Mustafa fue uno de estos ‘rebeldes’. Luchaba en sus filas en la ciudad de Daraya, al sudoeste de Damasco. Cuenta que cuando estaba de paseo en su último día de vacaciones, dos personas desconocidas se le acercaron y le pidieron sus papeles. Posteriormente, le amenazaron con la muerte si no se unía a su bando. “Somos el Ejército Libre sirio, o te quedas y luchas con nosotros o te matamos”. Así recordó Mustafa las palabras de los rebeldes. También dijo que los rebeldes afirmaban que sus objetivos eran la yihad hasta la muerte y acabar con el Gobierno.

“Hablaban mucho con nosotros sobre la religión, nos persuadían. Al principio les creímos, después supimos que no eran más que unos ladrones”, recalcó Mustafa.

“Nos quitaban nuestras pertenencias si no hacíamos lo que querían.

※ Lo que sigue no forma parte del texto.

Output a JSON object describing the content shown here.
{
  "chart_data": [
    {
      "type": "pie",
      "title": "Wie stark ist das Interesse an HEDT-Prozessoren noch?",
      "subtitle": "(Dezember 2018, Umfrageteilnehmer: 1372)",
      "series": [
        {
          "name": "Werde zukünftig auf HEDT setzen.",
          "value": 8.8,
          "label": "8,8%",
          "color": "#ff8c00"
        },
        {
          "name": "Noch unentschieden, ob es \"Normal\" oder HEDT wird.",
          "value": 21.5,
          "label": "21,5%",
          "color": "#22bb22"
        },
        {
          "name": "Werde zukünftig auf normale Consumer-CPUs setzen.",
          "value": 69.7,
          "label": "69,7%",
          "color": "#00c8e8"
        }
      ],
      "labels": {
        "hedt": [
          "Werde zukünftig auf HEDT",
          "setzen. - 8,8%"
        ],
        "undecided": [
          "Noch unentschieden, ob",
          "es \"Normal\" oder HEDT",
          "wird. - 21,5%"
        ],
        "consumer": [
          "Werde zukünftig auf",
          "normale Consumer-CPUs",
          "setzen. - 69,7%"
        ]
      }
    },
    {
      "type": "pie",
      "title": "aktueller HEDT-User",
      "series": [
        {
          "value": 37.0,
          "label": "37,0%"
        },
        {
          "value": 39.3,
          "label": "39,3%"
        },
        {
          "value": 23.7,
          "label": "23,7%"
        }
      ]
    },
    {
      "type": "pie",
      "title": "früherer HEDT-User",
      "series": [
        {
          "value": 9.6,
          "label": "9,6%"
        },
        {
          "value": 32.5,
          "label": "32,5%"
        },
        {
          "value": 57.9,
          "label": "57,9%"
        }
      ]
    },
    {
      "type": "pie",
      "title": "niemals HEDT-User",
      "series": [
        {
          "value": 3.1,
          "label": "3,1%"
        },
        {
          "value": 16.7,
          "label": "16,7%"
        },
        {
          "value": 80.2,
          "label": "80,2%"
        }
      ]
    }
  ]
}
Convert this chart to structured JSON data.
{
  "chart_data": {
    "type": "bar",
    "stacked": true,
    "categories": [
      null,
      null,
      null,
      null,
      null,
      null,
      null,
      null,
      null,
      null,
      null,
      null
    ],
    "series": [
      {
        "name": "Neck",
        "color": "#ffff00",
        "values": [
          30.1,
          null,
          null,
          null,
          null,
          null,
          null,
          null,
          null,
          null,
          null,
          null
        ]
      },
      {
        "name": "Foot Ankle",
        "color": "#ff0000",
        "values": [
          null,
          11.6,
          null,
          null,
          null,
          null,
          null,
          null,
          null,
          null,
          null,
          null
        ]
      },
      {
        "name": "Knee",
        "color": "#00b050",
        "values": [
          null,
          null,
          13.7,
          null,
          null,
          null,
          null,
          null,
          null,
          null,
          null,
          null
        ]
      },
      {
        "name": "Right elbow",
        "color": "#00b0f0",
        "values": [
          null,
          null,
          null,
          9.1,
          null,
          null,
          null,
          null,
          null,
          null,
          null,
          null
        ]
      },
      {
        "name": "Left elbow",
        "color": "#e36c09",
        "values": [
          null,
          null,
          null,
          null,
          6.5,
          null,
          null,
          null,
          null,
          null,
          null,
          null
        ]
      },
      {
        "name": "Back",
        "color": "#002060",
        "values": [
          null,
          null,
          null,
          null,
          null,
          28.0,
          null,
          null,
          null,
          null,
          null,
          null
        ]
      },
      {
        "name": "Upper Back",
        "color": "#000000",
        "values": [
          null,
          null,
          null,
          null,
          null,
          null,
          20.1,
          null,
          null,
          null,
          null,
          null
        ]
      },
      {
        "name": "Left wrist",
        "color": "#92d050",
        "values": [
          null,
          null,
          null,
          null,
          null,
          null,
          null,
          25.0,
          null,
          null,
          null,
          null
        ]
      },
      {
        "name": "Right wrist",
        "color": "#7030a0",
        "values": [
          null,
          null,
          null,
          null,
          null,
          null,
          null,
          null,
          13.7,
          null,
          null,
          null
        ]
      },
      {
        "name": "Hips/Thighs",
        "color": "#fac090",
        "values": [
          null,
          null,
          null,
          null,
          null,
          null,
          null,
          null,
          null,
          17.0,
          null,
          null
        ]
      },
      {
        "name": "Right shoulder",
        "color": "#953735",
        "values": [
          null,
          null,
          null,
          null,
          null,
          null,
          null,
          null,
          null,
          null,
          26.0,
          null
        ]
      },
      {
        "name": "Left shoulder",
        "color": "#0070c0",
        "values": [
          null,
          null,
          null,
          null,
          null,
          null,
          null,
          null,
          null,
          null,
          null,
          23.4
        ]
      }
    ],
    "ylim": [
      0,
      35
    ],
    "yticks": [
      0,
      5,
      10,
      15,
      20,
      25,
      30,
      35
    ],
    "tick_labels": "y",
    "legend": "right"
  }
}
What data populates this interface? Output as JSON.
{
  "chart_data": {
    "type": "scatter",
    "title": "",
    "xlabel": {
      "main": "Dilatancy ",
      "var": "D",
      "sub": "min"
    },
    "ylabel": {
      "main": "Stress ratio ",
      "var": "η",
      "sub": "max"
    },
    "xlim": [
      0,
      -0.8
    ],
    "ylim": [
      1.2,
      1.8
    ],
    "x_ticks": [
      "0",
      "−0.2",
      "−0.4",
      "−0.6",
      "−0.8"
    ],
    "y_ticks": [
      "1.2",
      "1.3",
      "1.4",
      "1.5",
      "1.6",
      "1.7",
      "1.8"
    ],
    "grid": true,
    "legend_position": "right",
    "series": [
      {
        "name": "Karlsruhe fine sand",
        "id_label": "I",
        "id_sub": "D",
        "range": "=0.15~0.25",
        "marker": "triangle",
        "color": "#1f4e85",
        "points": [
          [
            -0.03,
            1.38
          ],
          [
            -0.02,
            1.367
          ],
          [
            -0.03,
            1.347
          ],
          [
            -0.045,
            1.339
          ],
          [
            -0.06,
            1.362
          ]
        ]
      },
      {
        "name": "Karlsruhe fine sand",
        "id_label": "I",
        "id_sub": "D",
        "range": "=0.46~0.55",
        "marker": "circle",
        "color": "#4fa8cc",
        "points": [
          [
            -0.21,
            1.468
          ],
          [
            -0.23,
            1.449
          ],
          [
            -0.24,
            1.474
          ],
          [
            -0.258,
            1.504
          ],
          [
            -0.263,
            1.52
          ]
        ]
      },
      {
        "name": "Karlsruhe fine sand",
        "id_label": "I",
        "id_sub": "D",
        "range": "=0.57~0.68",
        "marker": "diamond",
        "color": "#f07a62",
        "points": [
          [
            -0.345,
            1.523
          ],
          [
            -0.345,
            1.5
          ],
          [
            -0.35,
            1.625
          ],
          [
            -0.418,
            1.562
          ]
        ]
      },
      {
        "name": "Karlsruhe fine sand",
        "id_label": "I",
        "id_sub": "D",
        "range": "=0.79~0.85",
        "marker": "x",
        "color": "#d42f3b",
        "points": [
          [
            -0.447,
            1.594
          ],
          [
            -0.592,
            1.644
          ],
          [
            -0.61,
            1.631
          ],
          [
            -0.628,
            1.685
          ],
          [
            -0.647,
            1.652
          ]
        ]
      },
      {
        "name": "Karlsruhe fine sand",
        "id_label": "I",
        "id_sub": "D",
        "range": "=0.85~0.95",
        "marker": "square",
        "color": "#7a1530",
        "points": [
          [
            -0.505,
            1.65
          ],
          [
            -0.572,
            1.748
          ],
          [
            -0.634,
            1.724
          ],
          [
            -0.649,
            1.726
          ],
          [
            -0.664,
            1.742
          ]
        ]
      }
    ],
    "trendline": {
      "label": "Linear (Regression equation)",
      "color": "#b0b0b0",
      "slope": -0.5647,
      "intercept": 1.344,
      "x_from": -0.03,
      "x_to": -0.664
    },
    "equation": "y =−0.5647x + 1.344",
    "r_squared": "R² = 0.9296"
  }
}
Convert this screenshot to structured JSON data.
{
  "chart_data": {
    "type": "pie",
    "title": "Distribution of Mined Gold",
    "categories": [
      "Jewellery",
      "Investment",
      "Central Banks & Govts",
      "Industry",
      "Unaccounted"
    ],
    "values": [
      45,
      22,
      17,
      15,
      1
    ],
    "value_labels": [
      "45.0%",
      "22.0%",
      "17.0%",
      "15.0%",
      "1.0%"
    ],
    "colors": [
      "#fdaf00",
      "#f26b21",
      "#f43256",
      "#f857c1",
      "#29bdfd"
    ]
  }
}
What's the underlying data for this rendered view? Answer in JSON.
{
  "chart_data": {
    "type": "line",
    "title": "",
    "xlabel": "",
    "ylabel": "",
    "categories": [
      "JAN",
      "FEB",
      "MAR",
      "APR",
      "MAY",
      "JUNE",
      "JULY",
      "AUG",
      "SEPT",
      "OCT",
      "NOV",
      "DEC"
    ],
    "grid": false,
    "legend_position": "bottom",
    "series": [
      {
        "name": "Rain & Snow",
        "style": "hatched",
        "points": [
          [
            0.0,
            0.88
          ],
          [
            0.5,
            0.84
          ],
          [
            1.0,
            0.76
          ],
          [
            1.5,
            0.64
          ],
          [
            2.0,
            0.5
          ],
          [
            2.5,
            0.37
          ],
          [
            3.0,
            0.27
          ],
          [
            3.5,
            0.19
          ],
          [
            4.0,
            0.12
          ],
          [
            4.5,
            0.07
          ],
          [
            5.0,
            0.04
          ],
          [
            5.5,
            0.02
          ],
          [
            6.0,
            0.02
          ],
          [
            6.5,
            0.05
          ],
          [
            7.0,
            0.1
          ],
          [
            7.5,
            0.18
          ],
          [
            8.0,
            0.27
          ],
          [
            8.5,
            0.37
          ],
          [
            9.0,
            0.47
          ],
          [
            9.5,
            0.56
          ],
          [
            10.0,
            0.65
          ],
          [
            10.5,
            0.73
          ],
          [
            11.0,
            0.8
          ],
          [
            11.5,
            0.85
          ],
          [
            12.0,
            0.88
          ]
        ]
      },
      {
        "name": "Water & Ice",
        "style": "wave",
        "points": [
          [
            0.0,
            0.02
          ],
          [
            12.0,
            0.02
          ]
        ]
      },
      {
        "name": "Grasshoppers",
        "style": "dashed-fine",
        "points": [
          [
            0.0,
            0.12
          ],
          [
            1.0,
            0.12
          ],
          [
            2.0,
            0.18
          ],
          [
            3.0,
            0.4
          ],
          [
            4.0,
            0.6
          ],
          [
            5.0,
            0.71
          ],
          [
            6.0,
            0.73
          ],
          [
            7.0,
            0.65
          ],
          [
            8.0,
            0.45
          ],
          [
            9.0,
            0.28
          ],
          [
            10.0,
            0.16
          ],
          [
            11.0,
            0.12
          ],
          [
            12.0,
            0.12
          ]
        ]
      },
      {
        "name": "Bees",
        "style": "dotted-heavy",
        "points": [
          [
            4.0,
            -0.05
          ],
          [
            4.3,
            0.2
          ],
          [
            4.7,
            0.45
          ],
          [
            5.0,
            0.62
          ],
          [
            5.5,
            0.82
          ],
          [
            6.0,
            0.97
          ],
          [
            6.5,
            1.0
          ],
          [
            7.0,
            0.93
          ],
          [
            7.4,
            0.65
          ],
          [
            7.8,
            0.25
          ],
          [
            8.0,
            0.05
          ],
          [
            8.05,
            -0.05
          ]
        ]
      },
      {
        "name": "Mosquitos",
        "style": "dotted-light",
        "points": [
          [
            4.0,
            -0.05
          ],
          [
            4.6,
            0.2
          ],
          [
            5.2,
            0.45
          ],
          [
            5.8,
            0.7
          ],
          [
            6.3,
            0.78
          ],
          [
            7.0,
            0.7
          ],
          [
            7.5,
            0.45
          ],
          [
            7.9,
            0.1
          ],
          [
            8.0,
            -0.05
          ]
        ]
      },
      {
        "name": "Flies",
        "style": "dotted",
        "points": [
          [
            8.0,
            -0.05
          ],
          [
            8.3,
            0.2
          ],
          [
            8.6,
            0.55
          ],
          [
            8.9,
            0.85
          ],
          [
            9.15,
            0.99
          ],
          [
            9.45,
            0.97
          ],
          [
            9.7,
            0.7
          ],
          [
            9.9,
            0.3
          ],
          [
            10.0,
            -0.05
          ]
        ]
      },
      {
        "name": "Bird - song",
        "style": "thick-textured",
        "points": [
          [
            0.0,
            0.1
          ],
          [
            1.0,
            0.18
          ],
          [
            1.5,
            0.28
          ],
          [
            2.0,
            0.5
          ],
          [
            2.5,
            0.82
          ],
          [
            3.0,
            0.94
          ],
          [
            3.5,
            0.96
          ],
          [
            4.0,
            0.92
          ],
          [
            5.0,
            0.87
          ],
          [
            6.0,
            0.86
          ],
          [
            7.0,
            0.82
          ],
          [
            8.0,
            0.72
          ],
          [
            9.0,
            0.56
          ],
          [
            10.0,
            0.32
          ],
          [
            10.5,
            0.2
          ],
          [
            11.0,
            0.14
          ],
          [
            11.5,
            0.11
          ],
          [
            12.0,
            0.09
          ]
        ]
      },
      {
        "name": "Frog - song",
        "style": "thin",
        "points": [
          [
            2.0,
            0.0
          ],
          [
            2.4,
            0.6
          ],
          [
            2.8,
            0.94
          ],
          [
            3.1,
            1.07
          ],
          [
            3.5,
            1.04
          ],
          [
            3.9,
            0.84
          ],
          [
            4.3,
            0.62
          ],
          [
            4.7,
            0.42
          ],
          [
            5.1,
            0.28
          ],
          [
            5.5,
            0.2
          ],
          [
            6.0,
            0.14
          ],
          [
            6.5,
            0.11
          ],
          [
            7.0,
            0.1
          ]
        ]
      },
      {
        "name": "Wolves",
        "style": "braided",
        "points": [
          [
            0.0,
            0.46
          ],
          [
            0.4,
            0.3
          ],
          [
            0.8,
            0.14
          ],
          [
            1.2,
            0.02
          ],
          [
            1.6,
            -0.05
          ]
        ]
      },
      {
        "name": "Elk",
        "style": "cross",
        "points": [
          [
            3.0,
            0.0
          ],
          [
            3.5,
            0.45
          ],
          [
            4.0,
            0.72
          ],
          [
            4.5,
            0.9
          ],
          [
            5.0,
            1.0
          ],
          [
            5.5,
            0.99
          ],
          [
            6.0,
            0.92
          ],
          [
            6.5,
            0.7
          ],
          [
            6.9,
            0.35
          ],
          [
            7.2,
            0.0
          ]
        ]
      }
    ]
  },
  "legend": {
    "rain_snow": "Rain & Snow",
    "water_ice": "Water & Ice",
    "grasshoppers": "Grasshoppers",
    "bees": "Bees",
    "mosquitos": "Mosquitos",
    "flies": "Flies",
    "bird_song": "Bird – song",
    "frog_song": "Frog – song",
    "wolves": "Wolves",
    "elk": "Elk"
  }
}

También necesitabamos dinero. Todo estaba muy caro. Los precios eran muy altos. El que no tenía dinero, moría de hambre. El que no iba a combatir con ellos, el que no luchaba en su bando, se moría del hambre”, denunció.

“Me dijeron que tendría un sueldo mensual, que me iban a dar comida, un kaláshnikov y todo lo que necesitara”, precisó el exrebelde sirio. “Fue un infierno”, con estas palabras Mustafa resumió sus dos años en las filas de los milicianos yihadistas.

El siguiente destino del viaje de Deglauy fue Homs, que se encuentra a solo dos horas por carretera de Damasco. Es la tercera ciudad más importante de Siria y hoy, según la periodista, se parece a “un cúmulo de escombos” sin vida. “En Homs no hay ruido. Su silencio es ensordecedor y la oscuridad da temor”, apuntó.

Una vez en la ciudad, Deglauy entrevistó a Mohamed, un joven refugiado de Palmira que se aloja en una aula de un colegio de Homs protegido por el Ejército gubernamental tras lograr escapar de las garras del Estado Islámico.

Mohamed le contó la desgarradora experiencia de vivir en la ciudad controlada por los yihadistas: “Las calles estaban llenas de sangre. Como cuando llueve, pero en lugar de agua había sangre. No les costaba nada matar a una persona. Cuando mataban a alguien se reían y decían que era un mentiroso y un desertor y lo mataban sin piedad”.

“Los del Estado Islámico entraban en los hogares para asegurarse de que allí no se escondían los soldados sirios. Cuando encontraban a uno, asesinaban a toda la familia. Hubo matanzas. La gente tenía miedo porque a cualquiera que estuviese relacionado de alguna manera con el Estado o con el Ejército le arrancaban la cabeza”, concluyó.